La evolución de las plataformas digitales de transporte está redefiniendo la movilidad en la República Dominicana. Lo que durante décadas estuvo dominado por las compañías tradicionales de taxis, hoy enfrenta una competencia cada vez más fuerte por parte de aplicaciones como Uber, DiDi e InDrive, que han ampliado su oferta con servicios de mototaxis, una modalidad que gana terreno entre miles de usuarios por su rapidez y menor costo.
El tradicional servicio de taxis, cuyos orígenes se remontan a la época romana con los carruajes tirados por caballos, ha evolucionado hasta incorporar tecnologías que permiten solicitar un vehículo desde un teléfono móvil e, incluso, en otros países, operar unidades autónomas sin conductor.
En el caso dominicano, las plataformas digitales no solo transformaron el transporte en vehículos de cuatro ruedas, sino que también integraron a miles de motociclistas al ecosistema tecnológico mediante el denominado moto-Uber, una alternativa que ha cambiado la manera en que los ciudadanos se desplazan por las congestionadas calles del país.
Una modalidad en crecimiento
El servicio de mototaxi por aplicación conecta a miles de conductores con una amplia base de usuarios que solicitan viajes desde sus teléfonos móviles.
Según datos citados en el reportaje, más de 600 mil personas utilizan mensualmente la plataforma Uber en el país y alrededor de 28 mil motociclistas forman parte de este modelo de transporte.
La facilidad para solicitar el servicio, las tarifas competitivas, los pagos electrónicos y la posibilidad de evitar largos tiempos de espera figuran entre los factores que explican el crecimiento de esta modalidad.
Competencia para los taxis tradicionales
La expansión de las plataformas digitales ha impactado directamente a empresas tradicionales como Tecni-Taxi, Aero Taxi, Taxi Express y Apolo Taxi, esta última diversificando sus operaciones hacia servicios de valet parking y asistencia vial.
A diferencia de los automóviles, las motocicletas encuentran en los congestionamientos urbanos una ventaja competitiva, al poder desplazarse con mayor facilidad entre los vehículos, reduciendo significativamente los tiempos de traslado.
El precio también inclina la balanza
Además de la rapidez, el costo representa uno de los principales factores que impulsan la preferencia de los usuarios.
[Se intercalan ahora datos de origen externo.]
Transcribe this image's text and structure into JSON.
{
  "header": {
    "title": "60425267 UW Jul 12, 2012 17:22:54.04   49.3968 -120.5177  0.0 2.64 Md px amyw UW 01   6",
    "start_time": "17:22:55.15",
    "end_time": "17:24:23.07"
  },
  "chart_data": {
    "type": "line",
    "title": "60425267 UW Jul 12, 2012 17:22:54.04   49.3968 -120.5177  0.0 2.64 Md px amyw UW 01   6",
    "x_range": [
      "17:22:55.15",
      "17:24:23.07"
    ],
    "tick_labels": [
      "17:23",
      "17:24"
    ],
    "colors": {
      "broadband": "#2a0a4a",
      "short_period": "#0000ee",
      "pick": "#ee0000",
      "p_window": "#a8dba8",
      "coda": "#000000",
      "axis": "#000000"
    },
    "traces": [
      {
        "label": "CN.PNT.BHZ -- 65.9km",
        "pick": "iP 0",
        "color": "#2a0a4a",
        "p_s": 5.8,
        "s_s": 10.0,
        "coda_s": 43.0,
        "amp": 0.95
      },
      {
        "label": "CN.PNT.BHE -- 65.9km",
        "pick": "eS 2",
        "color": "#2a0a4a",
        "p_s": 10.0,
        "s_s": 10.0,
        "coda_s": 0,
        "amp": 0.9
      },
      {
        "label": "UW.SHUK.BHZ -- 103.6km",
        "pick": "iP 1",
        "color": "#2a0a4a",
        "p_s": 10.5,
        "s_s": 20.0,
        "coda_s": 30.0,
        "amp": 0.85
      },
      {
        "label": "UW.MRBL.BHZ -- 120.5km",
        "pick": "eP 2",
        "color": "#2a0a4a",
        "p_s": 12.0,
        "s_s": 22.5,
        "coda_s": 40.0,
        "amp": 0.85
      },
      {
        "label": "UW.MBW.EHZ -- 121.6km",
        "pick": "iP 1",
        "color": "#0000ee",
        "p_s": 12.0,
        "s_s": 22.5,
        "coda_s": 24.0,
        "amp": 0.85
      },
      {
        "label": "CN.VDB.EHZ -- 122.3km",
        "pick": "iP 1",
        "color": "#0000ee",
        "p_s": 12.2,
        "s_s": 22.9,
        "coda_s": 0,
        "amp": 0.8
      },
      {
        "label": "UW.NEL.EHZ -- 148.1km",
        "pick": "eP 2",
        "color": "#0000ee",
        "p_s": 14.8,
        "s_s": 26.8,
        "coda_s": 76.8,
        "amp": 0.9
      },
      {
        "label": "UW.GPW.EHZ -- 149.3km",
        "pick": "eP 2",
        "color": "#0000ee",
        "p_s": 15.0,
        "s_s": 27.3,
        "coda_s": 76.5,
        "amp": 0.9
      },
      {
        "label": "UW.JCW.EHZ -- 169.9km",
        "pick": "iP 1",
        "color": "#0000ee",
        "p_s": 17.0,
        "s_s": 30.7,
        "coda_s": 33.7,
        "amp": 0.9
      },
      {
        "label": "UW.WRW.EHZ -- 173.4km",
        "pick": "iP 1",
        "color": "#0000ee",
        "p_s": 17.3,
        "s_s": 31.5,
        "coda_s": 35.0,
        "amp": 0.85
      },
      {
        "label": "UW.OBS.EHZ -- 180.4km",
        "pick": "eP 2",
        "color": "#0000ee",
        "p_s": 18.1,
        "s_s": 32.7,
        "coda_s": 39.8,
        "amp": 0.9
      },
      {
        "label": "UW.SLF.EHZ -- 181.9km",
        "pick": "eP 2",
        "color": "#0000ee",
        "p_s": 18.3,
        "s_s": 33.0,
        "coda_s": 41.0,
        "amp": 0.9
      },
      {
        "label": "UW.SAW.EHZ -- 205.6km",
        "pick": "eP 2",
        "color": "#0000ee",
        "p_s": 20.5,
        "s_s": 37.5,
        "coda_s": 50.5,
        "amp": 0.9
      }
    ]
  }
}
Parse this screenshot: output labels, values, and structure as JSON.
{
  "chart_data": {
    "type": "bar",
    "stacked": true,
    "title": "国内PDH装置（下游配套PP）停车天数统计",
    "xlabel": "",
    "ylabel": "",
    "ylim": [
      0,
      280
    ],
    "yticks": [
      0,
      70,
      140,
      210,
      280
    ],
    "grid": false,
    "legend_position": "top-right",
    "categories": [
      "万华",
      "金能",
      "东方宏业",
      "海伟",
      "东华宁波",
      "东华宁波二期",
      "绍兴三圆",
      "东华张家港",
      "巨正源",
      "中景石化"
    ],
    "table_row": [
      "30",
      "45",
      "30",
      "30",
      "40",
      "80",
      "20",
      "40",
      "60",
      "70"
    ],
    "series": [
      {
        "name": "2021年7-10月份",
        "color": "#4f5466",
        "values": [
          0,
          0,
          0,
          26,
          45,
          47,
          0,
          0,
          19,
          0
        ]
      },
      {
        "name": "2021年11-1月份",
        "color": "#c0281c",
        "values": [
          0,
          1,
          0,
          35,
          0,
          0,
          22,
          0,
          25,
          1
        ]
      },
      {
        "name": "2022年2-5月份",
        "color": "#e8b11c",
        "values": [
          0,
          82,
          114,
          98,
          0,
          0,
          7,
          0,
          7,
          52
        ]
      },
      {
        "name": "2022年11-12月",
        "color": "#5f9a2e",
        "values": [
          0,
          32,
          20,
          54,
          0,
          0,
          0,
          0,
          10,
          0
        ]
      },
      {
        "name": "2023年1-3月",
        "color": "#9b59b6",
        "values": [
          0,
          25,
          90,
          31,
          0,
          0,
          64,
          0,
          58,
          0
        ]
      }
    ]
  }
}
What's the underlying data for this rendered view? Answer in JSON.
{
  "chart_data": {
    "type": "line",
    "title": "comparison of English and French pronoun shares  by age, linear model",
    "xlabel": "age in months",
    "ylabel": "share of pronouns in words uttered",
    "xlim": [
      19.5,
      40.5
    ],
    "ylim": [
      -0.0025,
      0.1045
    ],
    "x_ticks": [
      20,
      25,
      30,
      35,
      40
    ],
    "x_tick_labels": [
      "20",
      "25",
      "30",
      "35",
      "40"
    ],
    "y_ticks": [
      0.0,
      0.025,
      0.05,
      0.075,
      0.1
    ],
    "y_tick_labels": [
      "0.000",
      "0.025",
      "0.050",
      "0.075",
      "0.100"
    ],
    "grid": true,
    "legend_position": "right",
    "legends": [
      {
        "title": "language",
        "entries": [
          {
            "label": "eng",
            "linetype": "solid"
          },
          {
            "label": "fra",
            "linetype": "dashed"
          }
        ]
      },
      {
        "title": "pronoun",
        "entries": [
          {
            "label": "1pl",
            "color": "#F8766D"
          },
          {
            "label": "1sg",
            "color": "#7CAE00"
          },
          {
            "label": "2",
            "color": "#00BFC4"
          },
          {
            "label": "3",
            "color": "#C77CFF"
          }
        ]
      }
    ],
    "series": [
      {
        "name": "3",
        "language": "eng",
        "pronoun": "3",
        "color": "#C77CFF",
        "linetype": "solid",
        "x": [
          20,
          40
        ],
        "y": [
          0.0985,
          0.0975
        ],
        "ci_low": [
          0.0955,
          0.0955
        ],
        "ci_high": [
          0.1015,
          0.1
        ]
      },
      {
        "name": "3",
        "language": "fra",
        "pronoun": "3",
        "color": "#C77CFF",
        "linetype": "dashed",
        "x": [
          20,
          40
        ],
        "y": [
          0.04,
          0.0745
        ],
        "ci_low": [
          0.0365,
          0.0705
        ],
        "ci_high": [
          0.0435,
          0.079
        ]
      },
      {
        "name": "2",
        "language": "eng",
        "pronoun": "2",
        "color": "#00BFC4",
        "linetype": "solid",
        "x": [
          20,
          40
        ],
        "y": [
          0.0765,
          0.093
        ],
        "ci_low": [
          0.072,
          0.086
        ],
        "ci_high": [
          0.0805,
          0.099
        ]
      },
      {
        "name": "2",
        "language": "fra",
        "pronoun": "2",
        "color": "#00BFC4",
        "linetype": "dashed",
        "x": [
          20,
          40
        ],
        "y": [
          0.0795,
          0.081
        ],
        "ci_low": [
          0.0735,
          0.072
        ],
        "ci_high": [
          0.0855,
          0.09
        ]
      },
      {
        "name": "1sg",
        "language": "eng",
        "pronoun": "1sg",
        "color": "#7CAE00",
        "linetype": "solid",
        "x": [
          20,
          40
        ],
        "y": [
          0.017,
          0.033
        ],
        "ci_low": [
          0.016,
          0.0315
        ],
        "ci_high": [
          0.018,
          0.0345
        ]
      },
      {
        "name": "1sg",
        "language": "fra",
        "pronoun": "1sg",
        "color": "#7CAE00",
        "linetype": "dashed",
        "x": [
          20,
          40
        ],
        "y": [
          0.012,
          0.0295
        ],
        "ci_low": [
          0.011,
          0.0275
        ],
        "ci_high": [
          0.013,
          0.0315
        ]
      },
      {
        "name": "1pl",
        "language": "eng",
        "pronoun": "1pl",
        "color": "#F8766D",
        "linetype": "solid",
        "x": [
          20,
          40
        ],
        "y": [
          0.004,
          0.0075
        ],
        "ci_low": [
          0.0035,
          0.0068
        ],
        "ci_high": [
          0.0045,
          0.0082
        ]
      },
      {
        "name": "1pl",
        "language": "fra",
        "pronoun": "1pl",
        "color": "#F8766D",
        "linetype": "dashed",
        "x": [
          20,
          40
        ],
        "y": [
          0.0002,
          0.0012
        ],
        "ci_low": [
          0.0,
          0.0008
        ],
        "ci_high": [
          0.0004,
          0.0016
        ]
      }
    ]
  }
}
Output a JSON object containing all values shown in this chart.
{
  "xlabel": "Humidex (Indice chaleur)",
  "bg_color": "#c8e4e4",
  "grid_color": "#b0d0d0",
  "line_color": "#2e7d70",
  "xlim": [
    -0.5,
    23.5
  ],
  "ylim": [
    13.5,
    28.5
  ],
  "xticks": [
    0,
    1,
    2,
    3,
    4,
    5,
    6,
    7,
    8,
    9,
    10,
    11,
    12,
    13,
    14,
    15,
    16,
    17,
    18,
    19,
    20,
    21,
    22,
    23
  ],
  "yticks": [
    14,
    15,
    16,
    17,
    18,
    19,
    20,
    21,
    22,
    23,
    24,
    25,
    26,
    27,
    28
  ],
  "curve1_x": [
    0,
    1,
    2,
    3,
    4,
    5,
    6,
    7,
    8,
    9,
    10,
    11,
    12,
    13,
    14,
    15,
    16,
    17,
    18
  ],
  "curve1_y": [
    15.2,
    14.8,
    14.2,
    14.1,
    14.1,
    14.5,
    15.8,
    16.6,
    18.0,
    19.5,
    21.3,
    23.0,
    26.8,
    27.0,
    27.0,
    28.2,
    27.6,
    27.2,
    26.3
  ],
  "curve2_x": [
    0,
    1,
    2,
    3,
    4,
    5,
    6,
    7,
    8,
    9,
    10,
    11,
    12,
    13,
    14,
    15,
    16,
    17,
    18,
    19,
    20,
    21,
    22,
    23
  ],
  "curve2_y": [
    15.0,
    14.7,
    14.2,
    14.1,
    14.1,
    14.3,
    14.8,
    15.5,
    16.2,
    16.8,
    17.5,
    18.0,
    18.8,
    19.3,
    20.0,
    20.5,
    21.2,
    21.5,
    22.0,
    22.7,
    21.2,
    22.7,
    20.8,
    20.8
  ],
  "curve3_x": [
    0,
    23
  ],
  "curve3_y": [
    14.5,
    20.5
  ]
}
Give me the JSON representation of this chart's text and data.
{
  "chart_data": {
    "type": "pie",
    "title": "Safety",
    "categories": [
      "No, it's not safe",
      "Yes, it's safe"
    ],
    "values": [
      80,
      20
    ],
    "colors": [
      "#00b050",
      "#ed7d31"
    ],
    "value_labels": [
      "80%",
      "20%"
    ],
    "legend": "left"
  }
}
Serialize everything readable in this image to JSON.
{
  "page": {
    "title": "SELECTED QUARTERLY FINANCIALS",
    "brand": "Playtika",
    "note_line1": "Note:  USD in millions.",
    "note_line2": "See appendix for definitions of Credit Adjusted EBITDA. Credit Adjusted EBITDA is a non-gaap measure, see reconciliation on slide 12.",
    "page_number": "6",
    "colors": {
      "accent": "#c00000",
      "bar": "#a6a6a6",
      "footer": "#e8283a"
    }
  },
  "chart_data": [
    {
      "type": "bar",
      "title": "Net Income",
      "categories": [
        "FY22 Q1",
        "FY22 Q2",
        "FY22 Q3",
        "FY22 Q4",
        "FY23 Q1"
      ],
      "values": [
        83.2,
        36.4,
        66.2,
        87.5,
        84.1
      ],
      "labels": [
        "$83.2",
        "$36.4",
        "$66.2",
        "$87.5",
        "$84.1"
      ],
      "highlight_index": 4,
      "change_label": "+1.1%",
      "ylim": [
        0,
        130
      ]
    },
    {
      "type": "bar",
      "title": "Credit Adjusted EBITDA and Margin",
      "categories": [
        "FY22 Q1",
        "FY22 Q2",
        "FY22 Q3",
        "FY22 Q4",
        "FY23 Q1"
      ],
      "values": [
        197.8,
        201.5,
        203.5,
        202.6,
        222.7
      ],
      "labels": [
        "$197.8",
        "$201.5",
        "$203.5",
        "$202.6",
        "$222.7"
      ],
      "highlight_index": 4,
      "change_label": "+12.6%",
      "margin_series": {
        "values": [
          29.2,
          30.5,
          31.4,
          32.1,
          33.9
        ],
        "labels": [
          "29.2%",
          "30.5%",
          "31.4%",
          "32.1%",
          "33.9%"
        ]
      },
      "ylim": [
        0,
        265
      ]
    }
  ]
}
Como ejemplo, un recorrido entre la Plaza de la Salud y la Universidad Autónoma de Santo Domingo (UASD) tiene un costo aproximado de RD$300 en un taxi tradicional, mientras que mediante un servicio de mototaxi por aplicación puede realizarse por alrededor de RD$149.04, dependiendo de la plataforma y de las condiciones del servicio.
Las aplicaciones también mantienen tarifas mínimas diferenciadas, con viajes en motocicleta desde RD$50, frente a los RD$90 establecidos como tarifa base para vehículos.
Pendiente una regulación definitiva
El crecimiento de estas plataformas también ha abierto el debate sobre su regulación.
En marzo de 2021, Uber y el Instituto Nacional de Tránsito y Transporte Terrestre (Intrant) firmaron un memorando de entendimiento con el objetivo de avanzar hacia un marco regulatorio para este tipo de servicios.
Sin embargo, persisten diferencias sobre la naturaleza jurídica de la empresa. Mientras el Estado plantea que opere bajo la figura de compañía de taxis, Uber sostiene que es una empresa tecnológica que conecta a usuarios con conductores independientes.
Movilidad en una ciudad congestionada
El auge del mototaxi por aplicación también responde a la realidad del tránsito en Santo Domingo.
De acuerdo con un estudio del Banco Interamericano de Desarrollo (BID) citado por el Intrant, la congestión vehicular generó en 2019 unas 75 millones de horas perdidas, equivalentes a 23 horas por habitante al año.
Asimismo, una investigación desarrollada por el Intrant, la Agencia Francesa de Desarrollo y la consultora SYSTRA estimó que el tiempo promedio de desplazamiento de un residente de la capital alcanza una hora y 15 minutos.
A esto se suma el crecimiento del parque vehicular. Según cifras de la Dirección General de Impuestos Internos (DGII), al cierre de 2025 circulaban 2,991,171 vehículos en el Gran Santo Domingo.
Un mercado impulsado por la libre competencia
El avance de las plataformas digitales ha modificado el panorama del transporte urbano, obligando a los operadores tradicionales a adaptarse a un mercado cada vez más competitivo.
En este contexto, la decisión final recae en los usuarios, quienes eligen la opción que mejor se ajusta a sus necesidades de precio, tiempo y comodidad, en un entorno marcado por la libre competencia y la transformación tecnológica del sector.